Rail opponents rail against the cost of rail. They would like to have the money for rail either returned to Washington or spent on highways. Dream on. The $810 million is a part of a larger plan to restore intercity passenger rail across the United States. This is a federal project that won’t be derailed by Wisconsin politics. Restoring rail is expensive, but transportation projects are expensive. The Zoo Interchange will cost more than $2 billion to reconstruct. The Marquette Interchange was close to $1 billion. Where’s the outrage over that spending?
In any case, the money can’t be spent on highways, and even if it was sent back to Washington, it would be reallocated to another state to build their rail system—leaving Wisconsin in the dust. (We also would be sending millions of our tax dollars to another state to build rail instead of us getting the hundreds of millions from other states.)
The core of rail opponents’ argument seems to focus on the $54 question: Can we afford the annual operations costs of the added service? Those annual costs will amount to around $6 million a year.

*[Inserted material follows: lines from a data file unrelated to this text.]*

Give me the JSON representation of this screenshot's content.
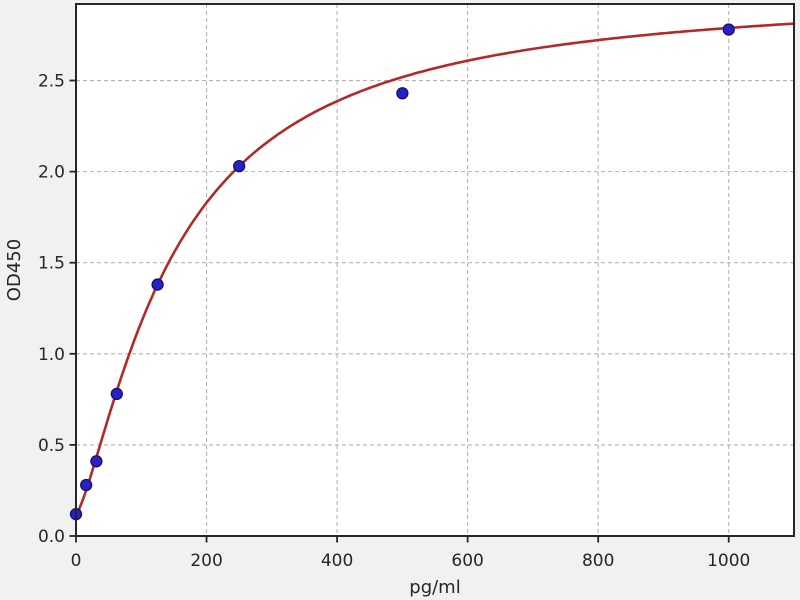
{
  "chart": {
    "xlabel": "pg/ml",
    "ylabel": "OD450"
  },
  "chart_data": {
    "type": "scatter",
    "title": "",
    "xlabel": "pg/ml",
    "ylabel": "OD450",
    "xlim": [
      0,
      1100
    ],
    "ylim": [
      0,
      2.92
    ],
    "xticks": [
      0,
      200,
      400,
      600,
      800,
      1000
    ],
    "xtick_labels": [
      "0",
      "200",
      "400",
      "600",
      "800",
      "1000"
    ],
    "yticks": [
      0,
      0.5,
      1.0,
      1.5,
      2.0,
      2.5
    ],
    "ytick_labels": [
      "0.0",
      "0.5",
      "1.0",
      "1.5",
      "2.0",
      "2.5"
    ],
    "grid": true,
    "grid_style": "dashed",
    "legend": false,
    "series": [
      {
        "name": "standard-points",
        "type": "scatter",
        "color": "#2a20c8",
        "edge_color": "#151068",
        "x": [
          0,
          15.6,
          31.25,
          62.5,
          125,
          250,
          500,
          1000
        ],
        "y": [
          0.12,
          0.28,
          0.41,
          0.78,
          1.38,
          2.03,
          2.43,
          2.78
        ]
      },
      {
        "name": "4pl-fit-curve",
        "type": "line",
        "color": "#b22929",
        "model": "4PL",
        "params": {
          "a": 0.12,
          "b": 1.34,
          "c": 150.8,
          "d": 3.0
        },
        "x_range": [
          0,
          1100
        ]
      }
    ]
  },
  "colors": {
    "figure_bg": "#f1f1ef",
    "plot_bg": "#ffffff",
    "grid": "#b3b3b3",
    "axis": "#262626",
    "text": "#262626"
  }
}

That amounts to one-fifth of one cent of our gas tax. So when a driver fills up with 20 gallons of gasoline at $2.70 per gallon, the bill will comes to $54. Just $.04 (yes, 4 cents) out of that $54 will go to pay for intercity rail.
Their argument also assumes that there are absolutely no benefits associated with the 4-cent investment that comes with a $54 purchase. It assumes that no one will benefit from jobs created to build the service. That no one will benefit from the development that occurs around rail stations. And that no one will benefit from being able to relax rather than fight traffic on the interstate.
Opponents also like to say that the train fares will be unaffordable. According to the state Department of Transportation, one-way fares will be between $20 and $30 for the ride from Madison to Milwaukee. Compare that to the cost of driving. Using federal reimbursement rates for mileage, driving the 78 miles between Madison and Milwaukee costs $39. That means taking rail saves between $9 and $19 each trip. It saves a lot more for someone in Madison taking the train to Mitchell International Airport to catch a flight due to the saved costs of parking. And it will boost traffic at Mitchell.
It seems like there’s a lot of rage over just 4 cents out of every $54.
The real issue seems to center on divisive politics: Since most people won’t ride the train, let’s not build it. Imagine if that argument really took hold on other issues. Most people in Wisconsin won’t use the Zoo Interchange, so let’s save $2 billion and not rebuild it. Most people in Wisconsin won’t drive on I-39 between Madison and Janesville, so let’s save a billion dollars by not building that. The argument can be extended to schools, libraries and other public services that we can’t afford to lose.
Wisconsin needs smart investments to grow and to be competitive with other states and other regions. Passenger rail is one of those investments. Passenger rail serves those who would rather relax - or work - on intercity trips. Rail stations attract development that adds value to host communities. Rail becomes an attractive option to driving as gas prices rise. Rail provides mobility to those who cannot drive.
Passenger rail has been a priority for many leaders in Wisconsin’s business community for decades. It has also been a priority for one of Wisconsin’s most irrepressible cheerleaders, former Republican Gov. Tommy Thompson—proving that rail does not have to be a partisan issue.
Sadly, opponents to rail are more interested in creating wedge issues than looking at the real potential of rail service. Otherwise, they would look at the 4-cent investment of a $54 purchase through a different lens.
It’s time to stop the bickering and move ahead with an eye on Wisconsin’s future.
Steve Hiniker is executive director of 1000 Friends of Wisconsin.